I implemented a rudimentary buffer pool interface and also the binary buddy
allocator (buf0buddy.cc) that uses the InnoDB buffer pool for allocating
smaller pages for the compressed page frames.
The buffer pool eviction mechanism (unzip_LRU) was jointly designed by
Heikki Tuuri and Inaam Rana. Oracle wanted them to file a patent for it,
and it was granted: United States Patent 8,375,178 (Memory page eviction
based on present system operation).

Back in 2005, there were no SSDs, and Heikki was worried about
fragmentation. So, a scheme like Stacker or Doublespace or NTFS compression
was out of the question. My feeling is that all these systems essentially
work like the PAGE_COMPRESSED=YES in MariaDB 10.1: allocating variable-size
compressed blocks for fixed-size uncompressed blocks. The property of
ROW_FORMAT=COMPRESSED that the compressed block size is fixed and specified
by the user was kind of a design constraint.
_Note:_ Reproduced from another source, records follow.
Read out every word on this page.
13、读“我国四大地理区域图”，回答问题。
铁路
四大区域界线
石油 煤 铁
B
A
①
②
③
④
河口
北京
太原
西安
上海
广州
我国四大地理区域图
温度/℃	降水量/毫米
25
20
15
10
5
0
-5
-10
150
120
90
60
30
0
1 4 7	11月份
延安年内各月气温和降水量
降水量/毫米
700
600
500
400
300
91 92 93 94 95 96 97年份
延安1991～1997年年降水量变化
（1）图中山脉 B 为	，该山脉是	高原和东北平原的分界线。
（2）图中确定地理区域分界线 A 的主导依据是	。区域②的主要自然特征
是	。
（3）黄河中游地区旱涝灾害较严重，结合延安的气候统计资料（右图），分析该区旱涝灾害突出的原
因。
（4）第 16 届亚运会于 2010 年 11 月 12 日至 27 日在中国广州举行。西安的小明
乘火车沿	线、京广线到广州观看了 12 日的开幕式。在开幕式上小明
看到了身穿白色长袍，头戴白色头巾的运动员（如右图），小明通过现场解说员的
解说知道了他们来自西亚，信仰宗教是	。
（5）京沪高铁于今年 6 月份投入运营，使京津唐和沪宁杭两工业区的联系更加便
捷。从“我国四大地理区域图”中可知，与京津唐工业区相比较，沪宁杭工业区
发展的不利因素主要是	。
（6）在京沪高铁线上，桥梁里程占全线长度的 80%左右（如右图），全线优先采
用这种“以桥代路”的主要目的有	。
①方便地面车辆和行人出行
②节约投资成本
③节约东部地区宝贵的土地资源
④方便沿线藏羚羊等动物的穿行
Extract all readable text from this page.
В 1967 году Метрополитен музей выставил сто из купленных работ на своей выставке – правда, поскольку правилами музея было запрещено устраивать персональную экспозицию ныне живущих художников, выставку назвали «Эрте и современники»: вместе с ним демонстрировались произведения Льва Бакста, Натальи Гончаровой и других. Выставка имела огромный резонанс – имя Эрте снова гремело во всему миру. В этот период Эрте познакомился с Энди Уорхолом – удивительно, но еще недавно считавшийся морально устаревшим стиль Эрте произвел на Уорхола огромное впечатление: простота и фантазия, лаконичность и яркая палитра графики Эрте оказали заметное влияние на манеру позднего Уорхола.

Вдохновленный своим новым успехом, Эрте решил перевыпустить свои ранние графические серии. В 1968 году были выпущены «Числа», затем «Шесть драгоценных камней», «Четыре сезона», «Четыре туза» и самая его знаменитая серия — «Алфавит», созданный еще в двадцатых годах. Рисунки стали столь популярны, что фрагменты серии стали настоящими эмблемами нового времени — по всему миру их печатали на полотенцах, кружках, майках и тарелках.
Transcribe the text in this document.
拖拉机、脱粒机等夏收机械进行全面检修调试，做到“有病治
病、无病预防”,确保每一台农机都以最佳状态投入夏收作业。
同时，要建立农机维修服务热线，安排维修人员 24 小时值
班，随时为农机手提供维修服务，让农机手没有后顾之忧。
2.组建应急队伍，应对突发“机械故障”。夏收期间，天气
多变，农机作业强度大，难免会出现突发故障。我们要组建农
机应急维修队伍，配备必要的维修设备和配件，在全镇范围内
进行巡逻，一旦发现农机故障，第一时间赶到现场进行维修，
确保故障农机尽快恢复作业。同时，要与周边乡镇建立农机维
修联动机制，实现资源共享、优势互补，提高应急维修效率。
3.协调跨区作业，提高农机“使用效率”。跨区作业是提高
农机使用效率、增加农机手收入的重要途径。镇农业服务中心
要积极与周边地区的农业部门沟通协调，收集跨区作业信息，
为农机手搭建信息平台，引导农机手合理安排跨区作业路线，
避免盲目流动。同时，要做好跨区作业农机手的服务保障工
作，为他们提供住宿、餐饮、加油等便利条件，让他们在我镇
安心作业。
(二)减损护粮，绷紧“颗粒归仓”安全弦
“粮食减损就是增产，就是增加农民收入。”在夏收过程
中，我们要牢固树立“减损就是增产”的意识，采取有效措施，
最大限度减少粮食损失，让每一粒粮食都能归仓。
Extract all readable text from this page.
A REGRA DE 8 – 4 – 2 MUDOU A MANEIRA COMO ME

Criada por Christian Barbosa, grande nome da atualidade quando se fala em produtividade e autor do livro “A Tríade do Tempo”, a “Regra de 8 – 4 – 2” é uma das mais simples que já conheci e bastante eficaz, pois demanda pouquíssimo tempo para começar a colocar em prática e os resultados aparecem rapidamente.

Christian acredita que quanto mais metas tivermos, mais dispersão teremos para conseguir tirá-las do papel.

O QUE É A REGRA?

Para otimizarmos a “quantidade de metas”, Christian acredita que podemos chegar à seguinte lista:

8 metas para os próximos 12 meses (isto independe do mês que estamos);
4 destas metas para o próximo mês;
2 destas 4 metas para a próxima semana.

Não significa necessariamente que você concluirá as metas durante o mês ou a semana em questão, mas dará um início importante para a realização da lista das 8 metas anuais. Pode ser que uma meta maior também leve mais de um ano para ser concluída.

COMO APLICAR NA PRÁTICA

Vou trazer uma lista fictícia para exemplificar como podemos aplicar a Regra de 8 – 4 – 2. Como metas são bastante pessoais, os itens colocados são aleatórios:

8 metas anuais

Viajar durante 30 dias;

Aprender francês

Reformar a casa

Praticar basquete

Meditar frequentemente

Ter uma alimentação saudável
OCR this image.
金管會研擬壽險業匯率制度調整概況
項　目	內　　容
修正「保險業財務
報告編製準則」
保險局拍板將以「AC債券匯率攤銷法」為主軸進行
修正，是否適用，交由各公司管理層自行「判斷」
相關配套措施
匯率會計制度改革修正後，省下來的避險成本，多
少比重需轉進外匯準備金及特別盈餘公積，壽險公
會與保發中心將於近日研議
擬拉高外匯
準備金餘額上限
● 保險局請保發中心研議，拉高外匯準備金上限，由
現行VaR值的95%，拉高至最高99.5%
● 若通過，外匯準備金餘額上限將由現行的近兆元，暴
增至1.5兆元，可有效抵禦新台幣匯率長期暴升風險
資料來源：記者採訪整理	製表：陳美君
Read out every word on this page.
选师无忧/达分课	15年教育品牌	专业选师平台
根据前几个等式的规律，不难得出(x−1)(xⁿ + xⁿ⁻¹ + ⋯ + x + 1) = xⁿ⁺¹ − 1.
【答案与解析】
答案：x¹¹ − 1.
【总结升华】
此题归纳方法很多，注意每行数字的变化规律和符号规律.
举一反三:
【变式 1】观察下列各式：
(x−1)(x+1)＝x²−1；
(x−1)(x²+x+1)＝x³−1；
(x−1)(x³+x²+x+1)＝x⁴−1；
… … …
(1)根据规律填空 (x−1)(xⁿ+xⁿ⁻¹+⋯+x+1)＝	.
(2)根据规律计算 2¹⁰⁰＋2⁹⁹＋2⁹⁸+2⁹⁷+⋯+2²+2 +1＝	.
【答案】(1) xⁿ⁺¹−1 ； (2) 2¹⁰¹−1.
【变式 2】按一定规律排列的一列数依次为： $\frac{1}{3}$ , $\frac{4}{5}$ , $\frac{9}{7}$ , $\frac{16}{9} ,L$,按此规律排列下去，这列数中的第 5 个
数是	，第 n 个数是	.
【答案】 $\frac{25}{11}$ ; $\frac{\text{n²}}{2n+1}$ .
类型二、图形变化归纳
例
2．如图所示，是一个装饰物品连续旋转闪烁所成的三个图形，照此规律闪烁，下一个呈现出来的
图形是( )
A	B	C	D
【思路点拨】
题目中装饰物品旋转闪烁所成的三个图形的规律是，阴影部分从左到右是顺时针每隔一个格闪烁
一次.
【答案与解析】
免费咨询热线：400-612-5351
I think that is fair to say that ROW_FORMAT=COMPRESSED is complicating the
buffer pool management quite a bit. But on the other hand,
PAGE_COMPRESSED=YES depends on file system specifics and is causing
fragmentation there. Even on SSD, this could slow down some operations,
such as DROP TABLE.

BLOB storage is more efficient with ROW_FORMAT=COMPRESSED, because each
off-page column is compressed as a single zlib stream. With
PAGE_COMPRESSED=YES, each BLOB page snippet is compressed individually,
which could be much more wasteful in the worst case. Artificial example:
REPEAT(almost innodb_page_size uncompressible bytes',N) should compress to
1 or 2 pages with ROW_FORMAT=COMPRESSED (storing the string and then
compressing each repetition), but N pages in PAGE_COMPRESSED=YES, because
it would divide the BLOB into parts smaller than innodb_page_size and then
attempt to compress these pages individually.

Conclusion: ROW_FORMAT=COMPRESSED was a monolithic piece of development
that was not properly performance-tested before it was completed.
PAGE_COMPRESSED=YES was much simpler to implement and is easier to
understand. It is also easier to understand the buffer pool metrics when

Maybe some day we can improve the ROW_FORMAT=COMPRESSED. But I think that
LSM-trees such as MyRocks are difficult to beat when it comes to disk space
usage. This of course depends on the workload.

Best regards,

Marko Mäkelä, Lead Developer InnoDB
MariaDB Corporation